Carson Wentz arrives into the 2021 NFL season with a lot to prove. The former second overall pick got traded by the Eagles to the Colts earlier this year. After a dismal 2020 season, Wentz’s time in Philadelphia ended on a disappointing note. With training camps opening later this month, the preseason program is arguably one of the most important in Carson Wentz’s career.
The NDSU alum enjoyed several seasons of high-quality play; his 2017 season, in particular, was the high point as Wentz played at an MVP level. That season ended in injury for Wentz, while Nick Foles took the Superbowl glory and spotlight. Following on from that season, Wentz failed to reach that MVP benchmark. His play sunk to such an abysmal level that Philadelphia benched him for Jalen Hurts. With Wentz on a new team, new coach and new environment, it’s time to assess why Carson Wentz will succeed in Indianapolis.
What Went Wrong For Carson Wentz in 2020
The headline numbers from Wentz’s 2020 season make for grim reading. A 49.6 QBR, 50 sacks and 15 interceptions are the headline numbers. Watching Wentz in 2020 made for painful viewing. Wentz played an erratic, rushed style of quarterback. He seldom set his feet in the pocket; he looked nervous and panicked while struggling with his reads and progressions. The video here highlights his issues.

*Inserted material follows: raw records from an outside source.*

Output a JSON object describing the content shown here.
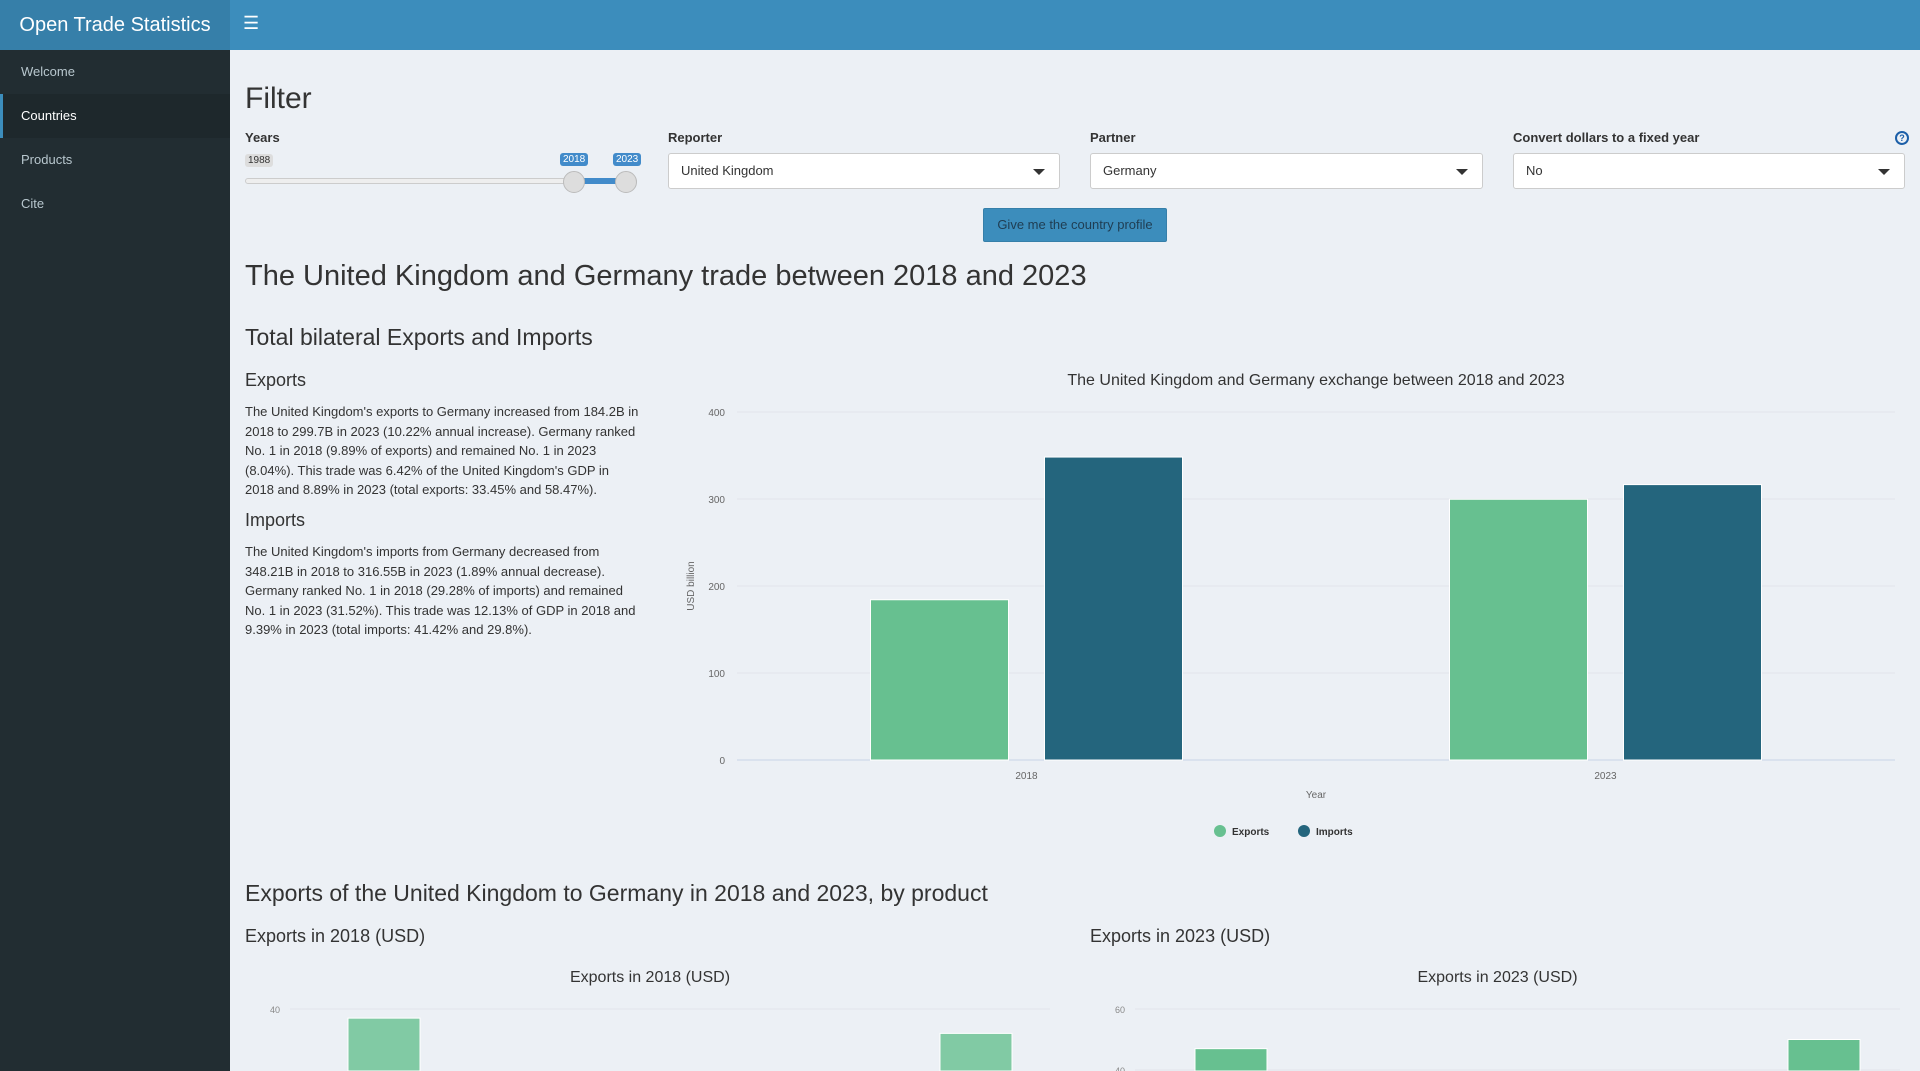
{
  "app": {
    "title": "Open Trade Statistics",
    "menu_icon": "hamburger-icon"
  },
  "sidebar": {
    "items": [
      {
        "label": "Welcome",
        "active": false
      },
      {
        "label": "Countries",
        "active": true
      },
      {
        "label": "Products",
        "active": false
      },
      {
        "label": "Cite",
        "active": false
      }
    ]
  },
  "filter": {
    "title": "Filter",
    "years": {
      "label": "Years",
      "min": "1988",
      "from": "2018",
      "to": "2023"
    },
    "reporter": {
      "label": "Reporter",
      "value": "United Kingdom"
    },
    "partner": {
      "label": "Partner",
      "value": "Germany"
    },
    "convert": {
      "label": "Convert dollars to a fixed year",
      "value": "No",
      "help_icon": "question-circle-icon"
    },
    "button": "Give me the country profile"
  },
  "main": {
    "title": "The United Kingdom and Germany trade between 2018 and 2023",
    "bilateral_title": "Total bilateral Exports and Imports",
    "exports_heading": "Exports",
    "exports_text": "The United Kingdom's exports to Germany increased from 184.2B in 2018 to 299.7B in 2023 (10.22% annual increase). Germany ranked No. 1 in 2018 (9.89% of exports) and remained No. 1 in 2023 (8.04%). This trade was 6.42% of the United Kingdom's GDP in 2018 and 8.89% in 2023 (total exports: 33.45% and 58.47%).",
    "imports_heading": "Imports",
    "imports_text": "The United Kingdom's imports from Germany decreased from 348.21B in 2018 to 316.55B in 2023 (1.89% annual decrease). Germany ranked No. 1 in 2018 (29.28% of imports) and remained No. 1 in 2023 (31.52%). This trade was 12.13% of GDP in 2018 and 9.39% in 2023 (total imports: 41.42% and 29.8%).",
    "products_title": "Exports of the United Kingdom to Germany in 2018 and 2023, by product",
    "exports_2018_heading": "Exports in 2018 (USD)",
    "exports_2023_heading": "Exports in 2023 (USD)"
  },
  "colors": {
    "exports": "#67c090",
    "imports": "#24657d",
    "header": "#3c8dbc",
    "sidebar": "#222d32"
  },
  "chart_data": [
    {
      "type": "bar",
      "title": "The United Kingdom and Germany exchange between 2018 and 2023",
      "xlabel": "Year",
      "ylabel": "USD billion",
      "categories": [
        "2018",
        "2023"
      ],
      "ylim": [
        0,
        400
      ],
      "yticks": [
        0,
        100,
        200,
        300,
        400
      ],
      "grid": true,
      "legend": "bottom",
      "series": [
        {
          "name": "Exports",
          "values": [
            184.2,
            299.7
          ]
        },
        {
          "name": "Imports",
          "values": [
            348.21,
            316.55
          ]
        }
      ]
    },
    {
      "type": "bar",
      "title": "Exports in 2018 (USD)",
      "visible_ticks": [
        40
      ],
      "values": [
        37,
        32
      ]
    },
    {
      "type": "bar",
      "title": "Exports in 2023 (USD)",
      "visible_ticks": [
        60,
        40
      ],
      "values": [
        47,
        50
      ]
    }
  ]
}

Furthermore, Wentz threw away 11 more passes in 2020 than he did in 2019. That highlights the problems he endured under pressure. Usually, the level of pressure a quarterback faces gets blamed on the offensive line. However, the line ranked 11th in ESPN’s pass-block success. That suggests Wentz was holding onto the ball for far too long. It is a bad habit that Wentz has developed into his game.
Even in his MVP year, he would hold onto the ball for too long, but he used his legs to scramble and bail out of trouble. After several injury issues, Wentz’s hesitancy at using his legs caused him problems in 2020. Carson Wentz’s accuracy also got worse in 2020; his lousy throw percentage jumped up to 21.7%. Wentz played with shoddy mechanics, bad decision making and no confidence. That was a recipe for disaster. The former Eagles quarterback’s Next-Gen Stats passing chart encapsulates his troubles.
How Can Frank Reich Change Things
Frank Reich knows Carson Wentz very well. The Colts head coach was the former offensive coordinator in Philadelphia as Wentz entered the league. Reich’s experience also understands the quarterback position as he is a former NFL quarterback. Last year saw Reich lead the Colts with veteran signal-caller Philip Rivers under center.
Firstly, if you cast your minds back to 2017, Wentz excelled with Zach Ertz and Tre Burton at tight end. He also worked well with a bevvy of athletic running backs. Veteran tight end Jack Doyle should fill the role as a gritty, blocking tight end that could leak out on a fourth read as Wentz’s safety blanket. Mo Allie Cox displayed his Basketball traits as he broke out as a solid tight end. Lastly, Indianapolis drafted Kyle Granson. The SMU product is a player with an outrageous vertical leap; he also runs heavy vertical routes. All quarterbacks require good tight end play. Reich’s tight end room holds a little bit of everything; they could help Wentz in tricky spots.
Add Jonathan Taylor, Marlon Mack and Nyhiem Hines to the mix, and Wentz has a lot of help in the backfield. The Clots ranked ninth in total rushing yardage, while they ranked tenth in rushing attempts. Behind an elite offensive line, the Colts will attempt to run the ball down the opponent’s throat.
An elite offensive line, talented running backs and skilful tight ends could see Reich implement a quarterback-friendly offence. Kyle Shanahan and Sean McVay have designed clever, efficient offences that are simple for their quarterbacks to use. We witnessed Wentz struggle to go through his reads last year, and he looked shaky when throwing into tight windows. I fully expect Reich to use a lot more play-action, bootlegs and designed rollouts for Wentz out of a functioning running game. Providing Wentz with a digestible offence where he doesn’t need to overplay could help him.
Quarterbacks are strange animals. They require plenty of tenderness, love and care. Brett Favre and Mike Holmgren had a father/son relationship. Conversely, Matthew Stafford and Joe Lombardi never clicked. Wentz’s downfall in Philadelphia coincided with Reich’s departure. Quarterbacks require plenty of confidence; moreover, they must trust their coaches implicitly. Wentz clearly possesses a powerful bond with Reich.
Furthermore, Reich saw Wentz arrive in the NFL as a rookie. He is fully aware of the flaws that exist within Carson Wentz’s game. So much of quarterback play happens between the ears, Reich has been there as a player, and he understands what is happening inside Wentz’s head. That might be the biggest trump card Frank Reich holds at the table. With that in his hand, he will turn Carson Wentz’s career around.